The PAU Survey: The $i$-band galaxy luminosity function from the present-day to $z = 2$
S. Koonkor, C. M. Baugh, G. Manzoni, D. Navarro-Gironés, P. Renard, H. Hoekstra, H. Hildebrandt, E. Gaztañaga, J. García-Bellido, P. Tallada-Crespí, F. J. Castander, J. De Vincente, R. Casas, R. Miquel, N. Sevilla-Noarbe, M. Eriksen
TL;DR
The paper develops a framework to measure the rest-frame $i$-band LF from $z=0$ to $z=2$ using PAUS, leveraging 40 narrow-band filters for precise photometric redshifts and a GALFORM-based lightcone mock to quantify selection and redshift-error systematics. A random forest regression model predicts $k$-corrections from $u,g,r,i,z$ photometry, enabling robust rest-frame magnitude estimates up to $z\lesssim 1$, while high-$z$ performance shows biases from photometric redshift outliers. The LF is estimated with the $1/V_{ m max}$ method in thin redshift slices, revealing good agreement with the mock at $z<1$ and highlighting the impact of photo-$z$ outliers and selection incompleteness at higher redshift; red and blue populations evolve distinctly, with red galaxies dominating the bright end and blue galaxies driving the faint end. The results demonstrate PAUS’s capability to characterize the galaxy population across a wide redshift baseline with photometric redshifts, providing a benchmark for galaxy evolution models and informing future wide-field, high-precision photometric surveys.
Abstract
We present a measurement of the $i$-band galaxy luminosity function from the present-day to $z = 2$, using over 1.1 million galaxies from the Physics of the Accelerating Universe Survey (PAUS).

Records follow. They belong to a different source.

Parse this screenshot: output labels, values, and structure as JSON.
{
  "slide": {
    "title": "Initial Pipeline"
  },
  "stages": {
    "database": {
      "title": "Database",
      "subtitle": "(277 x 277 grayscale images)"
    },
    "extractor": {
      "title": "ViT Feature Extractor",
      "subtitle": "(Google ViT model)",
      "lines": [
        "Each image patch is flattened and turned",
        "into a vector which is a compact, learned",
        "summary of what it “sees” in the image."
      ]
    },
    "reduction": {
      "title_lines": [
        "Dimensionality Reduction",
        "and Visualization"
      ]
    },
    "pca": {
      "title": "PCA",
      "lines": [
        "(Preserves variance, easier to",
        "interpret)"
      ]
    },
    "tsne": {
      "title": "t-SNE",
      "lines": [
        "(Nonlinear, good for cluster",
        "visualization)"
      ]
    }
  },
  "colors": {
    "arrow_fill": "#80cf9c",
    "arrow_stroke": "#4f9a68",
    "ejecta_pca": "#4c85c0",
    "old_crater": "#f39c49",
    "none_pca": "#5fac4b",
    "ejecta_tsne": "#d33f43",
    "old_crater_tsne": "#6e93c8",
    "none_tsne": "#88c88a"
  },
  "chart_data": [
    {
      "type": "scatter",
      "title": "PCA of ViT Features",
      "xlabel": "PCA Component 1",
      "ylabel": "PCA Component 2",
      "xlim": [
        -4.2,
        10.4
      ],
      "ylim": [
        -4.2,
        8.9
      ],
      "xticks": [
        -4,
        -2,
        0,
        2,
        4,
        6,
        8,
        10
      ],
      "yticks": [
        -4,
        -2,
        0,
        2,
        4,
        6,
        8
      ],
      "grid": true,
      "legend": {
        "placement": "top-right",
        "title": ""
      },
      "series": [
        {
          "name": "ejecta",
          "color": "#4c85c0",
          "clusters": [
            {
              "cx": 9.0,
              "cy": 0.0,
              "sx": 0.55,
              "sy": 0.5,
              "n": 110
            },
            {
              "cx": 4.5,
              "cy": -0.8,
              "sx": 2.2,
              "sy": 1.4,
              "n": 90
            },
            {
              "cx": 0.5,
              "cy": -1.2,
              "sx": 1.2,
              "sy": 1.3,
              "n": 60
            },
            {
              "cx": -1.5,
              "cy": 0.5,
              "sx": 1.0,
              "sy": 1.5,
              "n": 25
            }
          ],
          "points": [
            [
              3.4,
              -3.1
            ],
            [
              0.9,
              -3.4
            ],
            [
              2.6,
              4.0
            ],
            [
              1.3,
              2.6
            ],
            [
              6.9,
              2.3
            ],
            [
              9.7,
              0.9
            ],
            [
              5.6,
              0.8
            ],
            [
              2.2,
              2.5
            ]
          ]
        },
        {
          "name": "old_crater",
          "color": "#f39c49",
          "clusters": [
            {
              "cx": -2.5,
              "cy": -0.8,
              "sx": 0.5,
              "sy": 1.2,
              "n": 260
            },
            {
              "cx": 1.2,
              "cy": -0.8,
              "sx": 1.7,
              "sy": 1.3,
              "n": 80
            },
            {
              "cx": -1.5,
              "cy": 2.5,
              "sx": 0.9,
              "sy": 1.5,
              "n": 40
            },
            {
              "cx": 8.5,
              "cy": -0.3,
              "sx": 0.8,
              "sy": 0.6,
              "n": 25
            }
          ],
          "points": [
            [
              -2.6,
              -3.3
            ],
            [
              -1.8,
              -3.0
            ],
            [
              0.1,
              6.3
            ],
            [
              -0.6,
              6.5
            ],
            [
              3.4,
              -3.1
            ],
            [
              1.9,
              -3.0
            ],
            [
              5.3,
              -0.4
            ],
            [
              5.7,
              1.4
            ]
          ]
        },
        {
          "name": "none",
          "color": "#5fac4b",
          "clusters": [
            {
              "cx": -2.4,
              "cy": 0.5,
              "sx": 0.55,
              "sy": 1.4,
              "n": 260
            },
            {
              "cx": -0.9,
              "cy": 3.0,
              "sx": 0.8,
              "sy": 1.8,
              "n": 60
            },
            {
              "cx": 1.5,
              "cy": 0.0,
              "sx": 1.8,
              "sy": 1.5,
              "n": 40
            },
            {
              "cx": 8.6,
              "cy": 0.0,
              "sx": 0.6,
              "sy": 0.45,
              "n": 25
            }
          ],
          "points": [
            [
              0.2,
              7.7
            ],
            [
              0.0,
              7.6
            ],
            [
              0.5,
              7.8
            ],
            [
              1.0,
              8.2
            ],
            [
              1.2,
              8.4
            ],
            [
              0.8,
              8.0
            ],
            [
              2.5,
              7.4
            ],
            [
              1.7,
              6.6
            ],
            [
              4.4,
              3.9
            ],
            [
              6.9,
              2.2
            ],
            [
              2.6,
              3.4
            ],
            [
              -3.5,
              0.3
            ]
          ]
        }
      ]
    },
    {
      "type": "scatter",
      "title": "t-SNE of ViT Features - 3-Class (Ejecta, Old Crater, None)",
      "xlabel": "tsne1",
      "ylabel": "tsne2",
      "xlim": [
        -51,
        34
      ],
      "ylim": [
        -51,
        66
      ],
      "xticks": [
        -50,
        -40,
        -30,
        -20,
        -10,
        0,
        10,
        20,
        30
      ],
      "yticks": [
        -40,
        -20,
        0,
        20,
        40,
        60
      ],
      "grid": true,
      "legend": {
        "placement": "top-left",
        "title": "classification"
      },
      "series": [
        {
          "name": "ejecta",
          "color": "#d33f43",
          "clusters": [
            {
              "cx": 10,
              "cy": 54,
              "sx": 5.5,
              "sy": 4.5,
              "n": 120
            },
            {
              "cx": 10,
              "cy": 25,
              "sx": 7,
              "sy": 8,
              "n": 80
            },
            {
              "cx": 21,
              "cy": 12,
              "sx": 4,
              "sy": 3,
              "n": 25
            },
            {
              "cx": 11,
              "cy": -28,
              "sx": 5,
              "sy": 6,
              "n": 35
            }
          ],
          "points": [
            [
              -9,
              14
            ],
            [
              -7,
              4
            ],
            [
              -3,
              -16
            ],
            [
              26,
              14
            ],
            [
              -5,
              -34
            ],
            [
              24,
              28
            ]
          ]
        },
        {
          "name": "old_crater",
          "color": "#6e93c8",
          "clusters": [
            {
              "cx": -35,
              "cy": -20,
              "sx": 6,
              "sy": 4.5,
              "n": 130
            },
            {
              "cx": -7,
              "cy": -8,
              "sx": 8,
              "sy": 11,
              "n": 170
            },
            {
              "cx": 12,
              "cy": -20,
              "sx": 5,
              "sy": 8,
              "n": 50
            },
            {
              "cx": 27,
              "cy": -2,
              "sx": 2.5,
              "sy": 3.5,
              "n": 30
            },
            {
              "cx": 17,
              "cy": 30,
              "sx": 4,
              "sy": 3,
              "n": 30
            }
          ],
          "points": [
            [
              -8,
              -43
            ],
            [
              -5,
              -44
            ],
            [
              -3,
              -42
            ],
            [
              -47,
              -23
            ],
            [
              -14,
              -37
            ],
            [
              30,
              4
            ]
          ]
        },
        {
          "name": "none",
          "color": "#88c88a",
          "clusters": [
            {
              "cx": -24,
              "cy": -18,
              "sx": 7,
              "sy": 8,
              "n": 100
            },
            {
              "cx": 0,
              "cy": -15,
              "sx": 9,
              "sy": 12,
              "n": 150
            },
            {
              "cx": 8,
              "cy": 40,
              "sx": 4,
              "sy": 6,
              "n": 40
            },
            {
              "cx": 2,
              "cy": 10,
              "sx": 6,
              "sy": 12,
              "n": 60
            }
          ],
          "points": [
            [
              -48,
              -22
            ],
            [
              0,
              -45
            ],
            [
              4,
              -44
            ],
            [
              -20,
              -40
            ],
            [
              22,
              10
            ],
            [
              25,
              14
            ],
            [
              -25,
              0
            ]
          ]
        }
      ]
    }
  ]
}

PAUS combines broad-band imaging from the Canada-France-Hawaii Telescope Lensing Survey with narrow-band photometry from PAUCam, enabling high-precision photometric redshifts with an accuracy of $σ_{68} (Δz) = 0.019$ down to $i_{\textrm{AB}} = 23$. A synthetic lightcone mock catalogue built using the \texttt{GALFORM} semi-analytic model is used to simulate PAUS selection effects and photometric uncertainties, and to derive a machine-learning based estimate of the $k$-correction. We recover rest-frame $i$-band luminosities using a random forest regressor trained on simulated $ugriz$ photometry and redshifts. Luminosity functions are estimated using the $1/V_{\textrm{max}}$ method, accounting for photometric redshift and magnitude errors, and validated against mock data. We find good agreement between observations and models at $z < 1$, with increasing discrepancies at higher redshifts due to photometric redshift outliers. The bright-end of the luminosity function becomes flatter at high redshift, primarily driven by redshift errors. We show that the faint-end of the luminosity function becomes more incomplete with increasing redshift, but is still useful for constraining models. We analyze the red and blue galaxy populations separately, observing distinct evolutionary trends. The model overpredicts the number of both faint red and blue galaxies. Our study highlights the importance of accurate redshift estimation and selection modeling for robust luminosity function recovery, and demonstrates that PAUS can characterise the galaxy population with photometric redshifts across a wide redshift baseline.